Cinéma - Les Bonnes intentions de Gilles Legrand (2018)

Donner aux autres, de l’argent, de soi, aider, cela part souvent d’une bonne intention mais cela peut avoir d’autres conséquences. Gilles Legrand s’interroge dans cette jolie comédie.

Isabelle, 50 ans, (Agnès Jaoui) deux enfants, mariée à un ex-réfugié bosniaque, vit à Paris. Elle est bénévole dans de multiples associations caritatives, surinvestie, addict à l’aide sociale. Elle donne des cours de français dans une association à des réfugiés et illettrés. Mais elle en oublie sa famille, la réalité, jusqu’à imaginer  faire passer le permis à “ses réfugiés” avec l’aide d’une auto-école en déclin (Alban Ivanov). 

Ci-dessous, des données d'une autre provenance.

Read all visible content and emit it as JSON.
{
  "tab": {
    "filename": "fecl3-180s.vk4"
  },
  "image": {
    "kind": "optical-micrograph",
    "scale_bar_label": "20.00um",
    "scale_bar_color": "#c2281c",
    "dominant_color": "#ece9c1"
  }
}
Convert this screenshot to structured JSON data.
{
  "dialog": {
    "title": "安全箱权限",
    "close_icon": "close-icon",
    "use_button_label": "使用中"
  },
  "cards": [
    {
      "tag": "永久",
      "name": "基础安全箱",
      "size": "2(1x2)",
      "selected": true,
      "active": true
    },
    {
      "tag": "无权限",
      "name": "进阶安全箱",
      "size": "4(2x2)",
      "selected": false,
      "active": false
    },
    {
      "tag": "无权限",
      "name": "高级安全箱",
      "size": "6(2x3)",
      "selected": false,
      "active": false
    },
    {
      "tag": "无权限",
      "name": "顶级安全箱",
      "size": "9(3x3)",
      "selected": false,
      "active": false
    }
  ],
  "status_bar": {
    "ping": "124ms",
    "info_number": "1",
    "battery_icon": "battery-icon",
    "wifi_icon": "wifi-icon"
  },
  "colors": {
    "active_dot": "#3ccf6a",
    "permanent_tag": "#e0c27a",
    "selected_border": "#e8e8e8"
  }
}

Le film n’est pas exempte de défauts. Les réfugiés d’abord qui enfilent les clichés comme des perles (le rom voleur de poule, la chinoise masseuse, etc… ) mais le scénario désamorce cela dans le premier quart d’heure. Isabelle est l’archétype de la bobo bien pensante et Attila (le moniteur d’auto-école) celui du loser bougon. On rajoute à cela la vieille un peu facho et la gentille allemande parfaite (Claire Sermonne) et ça nous donne une jolie galerie de personnage pour nous divertir. Le film aborde beaucoup (trop?) de sujets autour de l’aide, du caritatif, de bénévolat. Et évidemment, on ne sort pas de là avec des réponses toutes faites.

On sort de là pourtant avec du sourire, de l’émotion parce que la mise en scène tient la route, parce que le jeu d’acteur est aussi de qualité. Rien que le rôle de Bénureau est à tomber, même s’il est assez coutumier de ce type de personnage. Je trouve que la bande annonce, finalement, avait du mal à retranscrire tout cet ensemble complexe, parfois brouillon parfois lumineux. Certainement pas le film de l’année mais une jolie œuvre qui a du sens en ce moment, qui me touche aussi par rapport à des rencontres que j’ai faites. Je ne vous révèlerai pas un des secrets du film mais nous avons tous de bonnes raisons pour souhaiter aider les autres, les démunis, les faibles, les sans-voix. 

la video

Et puis, rien que pour certains dialogues, ça change un peu des comédies putassières qui sortent par brouettes. Je crains que le film ne disparaisse déjà des écrans après deux ou trois semaines d’exploitation.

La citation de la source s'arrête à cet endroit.